The Colorado Rockies' Offense Stayed Weird and Had a 13-Run Inning on the Road

The Colorado Rockies scored 13 runs in the fifth inning Thursday as part of a 17-7 romp of the San Francisco Giants, continuing what has already been a strange season for the Rockies' offense.

A'ight, allow me to present all of you with a scenario. A Colorado sports team dropped 13 points in a single frame last night. Without knowing what month it is, what would you guess?

If the Rockies weren't on the tip of your tongue prior to their 17-7 romp of the San Francisco Giants Thursday, don't worry. Their Twitter account never got the memo, either.

I guess that -- of all baseball teams -- the Rockies do make the most sense. After all, they play at Coors Field, where gravity is made up and the pitching doesn't matter. They play 81 games per year there, so you'd think they'd eventually unleash some sauciness on some poor, unsuspecting opponent.

Except it was at AT&T Park, which ranks 28th in park factor and is the worst spot in the league for home runs. Stay weird, baseball.

Trevor Story got the scoring started with a bang, launching a solo shot off of Matt Cain in the top of the fifth inning. Then Carlos Gonzalez doubled. A Brandon Crawford throwing error allowed Nolan Arenado to reach. And after a Gerardo Parra single brought home Gonzalez, Cain's night was done.

It didn't stop there.

All in all, the Rockies sent 17 batters to the dish to total five singles, four doubles, a home run, a walk, and a hit-by-pitch, while the Giants used three different pitchers and committed two errors. Rockies starter Chris Rusin even got in on the action, lining a single to center that brought home both Parra and Mark Reynolds.

To put a cherry on top of this, the Rockies used that game to tie the Giants atop the National League West division standings. Not. Great. Bob.

Perhaps no Giant had a worse night than reliever Vin Mazzaro. He was the guy who relieved Cain, and the Giants dangled him as bait for 10 batters before bringing in Derek Law. On the plus side, he likely made Texas Rangers starter Derek Holland feel better after the Toronto Blue Jays doinked him for 11 runs in 2 2/3 innings.

While we're on the subject of tough nights for pitchers, Rusin didn't even get a win in all of the madness. He was pulled after 4 1/3 innings with seven earned runs to his credit, falling two outs short of being eligible to be the winning pitcher. You're taking the #KillTheWin movement a bit far there, brother.

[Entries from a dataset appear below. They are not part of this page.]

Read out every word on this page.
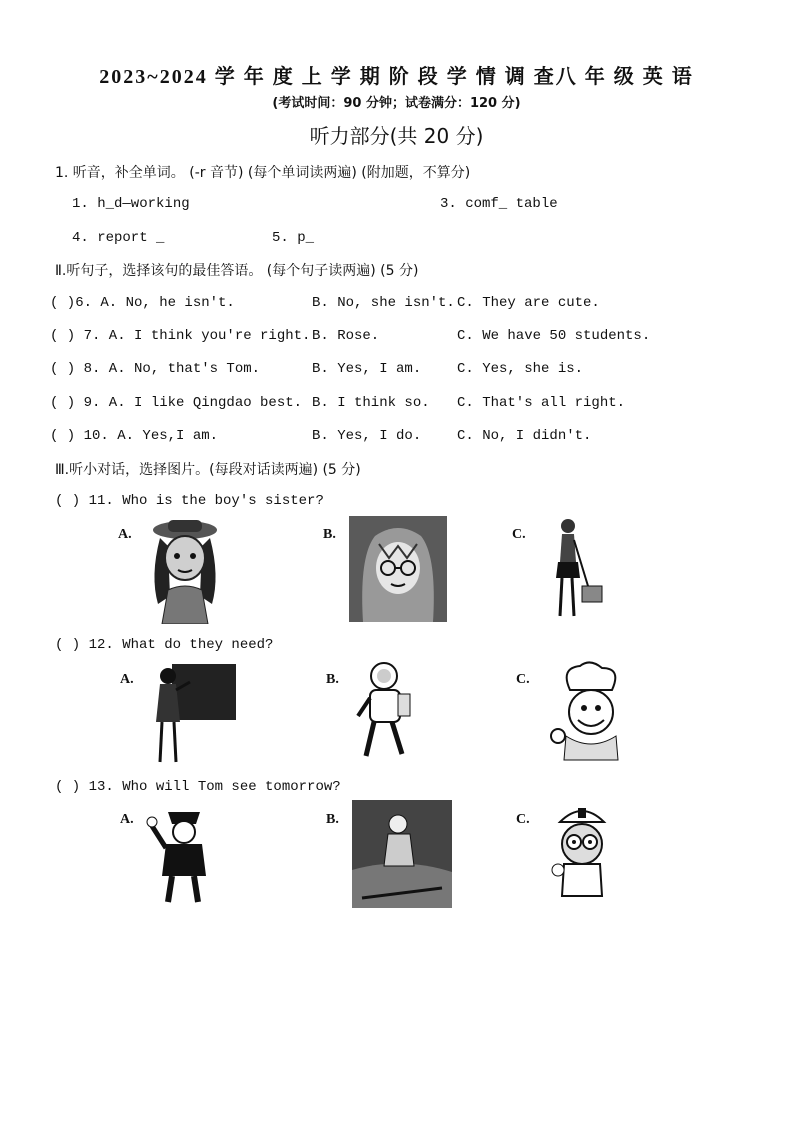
2023~2024 学 年 度 上 学 期 阶 段 学 情 调 查八 年 级 英 语
(考试时间：90 分钟；试卷满分：120 分)
听力部分(共 20 分)
1. 听音，补全单词。 (-r 音节) (每个单词读两遍) (附加题，不算分)
1. h_d—working	3. comf_ table
4. report _	5. p_
Ⅱ.听句子，选择该句的最佳答语。 (每个句子读两遍) (5 分)
( )6. A. No, he isn't.	B. No, she isn't. C. They are cute.
( ) 7. A. I think you're right. B. Rose.	C. We have 50 students.
( ) 8. A. No, that's Tom.	B. Yes, I am.	C. Yes, she is.
( ) 9. A. I like Qingdao best. B. I think so. C. That's all right.
( ) 10. A. Yes,I am.	B. Yes, I do.	C. No, I didn't.
Ⅲ.听小对话，选择图片。(每段对话读两遍) (5 分)
( ) 11. Who is the boy's sister?
A.	B.	C.
( ) 12. What do they need?
A.	B.	C.
( ) 13. Who will Tom see tomorrow?
A.	B.	C.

The Rockies as a team, however, did get that win, bringing them to 14-14 overall on the season. Ten of those 14 wins have come on the road, where they are 10-6, while they are only 4-8 at home. And this offensive explosion away from Coors Field really shouldn't come as too much of a surprise, either, as they have now averaged 5.375 runs per game in their 16 contests on the road. Maybe baseball isn't quite as weird as we thought.

Eventually, you'd expect that the Rockies will normalize and stop terrorizing the scoreboard when they're on the road. They rank 15th in wRC+, which gives a park-factor-neutral measurement of an offense's abilities. Most teams in the middle of the pack aren't averaging more than five runs per game on the road, meaning the Rockies are likely benefiting from a hefty helping of cluster luck. Just don't tell them that, lest you anger the beast and suffer the humiliation that follows.